Pendu aux fils de l’histoire
L’histoire est partout au Val-de-Travers. Chaque discussion et chaque regard posé sur le décor vallonnier peuvent être prétexte à évoquer un pan du passé régional. Les souvenirs ne manquent pas, c’est comme si vous tiriez un fil et que vous tombiez automatiquement sur un récit. Parfois glorieux, parfois moins. Mais peu importe ! De toute façon, il est complètement insensé et improductif de juger le passé à l’aune de nos valeurs et coutumes actuelles. Cette fois, je suis parti explorer un lieu aux souvenirs sombres et sanguinolents : le Gibet. Situé entre Boveresse et Couvet, il a servi de cadre naturel aux exécutions par le feu, par pendaison et par décapitation.

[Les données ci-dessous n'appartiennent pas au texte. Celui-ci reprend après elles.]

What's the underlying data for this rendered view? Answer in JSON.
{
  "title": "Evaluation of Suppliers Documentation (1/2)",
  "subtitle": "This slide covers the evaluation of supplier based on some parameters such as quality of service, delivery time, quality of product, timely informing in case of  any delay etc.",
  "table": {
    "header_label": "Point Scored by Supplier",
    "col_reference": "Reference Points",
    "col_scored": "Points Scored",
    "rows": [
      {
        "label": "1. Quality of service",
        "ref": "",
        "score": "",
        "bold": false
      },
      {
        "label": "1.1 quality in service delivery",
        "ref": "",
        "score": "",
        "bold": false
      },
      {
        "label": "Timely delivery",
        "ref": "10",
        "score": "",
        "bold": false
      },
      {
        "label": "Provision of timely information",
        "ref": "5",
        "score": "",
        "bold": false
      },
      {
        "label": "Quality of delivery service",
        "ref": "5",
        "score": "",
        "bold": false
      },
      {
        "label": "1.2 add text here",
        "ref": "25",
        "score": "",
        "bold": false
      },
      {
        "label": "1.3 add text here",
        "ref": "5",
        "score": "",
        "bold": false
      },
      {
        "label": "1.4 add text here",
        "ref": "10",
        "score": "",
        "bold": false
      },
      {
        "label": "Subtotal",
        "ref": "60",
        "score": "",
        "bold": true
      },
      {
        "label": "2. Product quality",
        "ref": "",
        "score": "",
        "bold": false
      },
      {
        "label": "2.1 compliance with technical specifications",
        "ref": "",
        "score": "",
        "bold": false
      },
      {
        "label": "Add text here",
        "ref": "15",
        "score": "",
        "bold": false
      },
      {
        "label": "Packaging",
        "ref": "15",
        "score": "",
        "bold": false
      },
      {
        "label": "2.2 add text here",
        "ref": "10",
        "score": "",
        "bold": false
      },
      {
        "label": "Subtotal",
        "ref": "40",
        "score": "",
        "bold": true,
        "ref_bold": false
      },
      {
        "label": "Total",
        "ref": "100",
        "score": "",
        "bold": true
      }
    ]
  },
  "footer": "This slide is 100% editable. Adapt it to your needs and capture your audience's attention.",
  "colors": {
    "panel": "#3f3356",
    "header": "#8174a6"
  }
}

Il y a des lieux dont beaucoup ont entendu parler bien qu’ils aient disparu depuis longtemps. Le Gibet a fait sa dernière victime il y a 188 ans et il hante pourtant encore l’esprit de bien des Vallonniers. Mais si beaucoup ont entendu parler des exécutions qu’il s’y passait, peu connaissent les contours exacts de ce qui est devenu une légende au fil du temps. Heureusement, certaines mémoires du Vallon sont toujours extrêmement habiles lorsqu’il s’agit de « tirer sur le fil » de l’histoire. Je remercie ainsi Charles Michel pour son coup de main apprécié sur ce sujet. Entrons ensemble dans le vif du sujet. À l’époque, on préférait plutôt tirer sur des cordes que sur des fils dans le domaine judiciaire. Selon les archives, la châtellenie (juridiction dʼun seigneur châtelain) du Val-de-Travers a prononcé 33 exécutions au château de Môtiers – où les sentences étaient prononcées – entre 1580 et 1626. En fonction de leur crime et de leur appartenance sociale, les condamnés pouvaient être pendus, décapités ou brûlés. C’est ainsi que se passait la justice de l’époque !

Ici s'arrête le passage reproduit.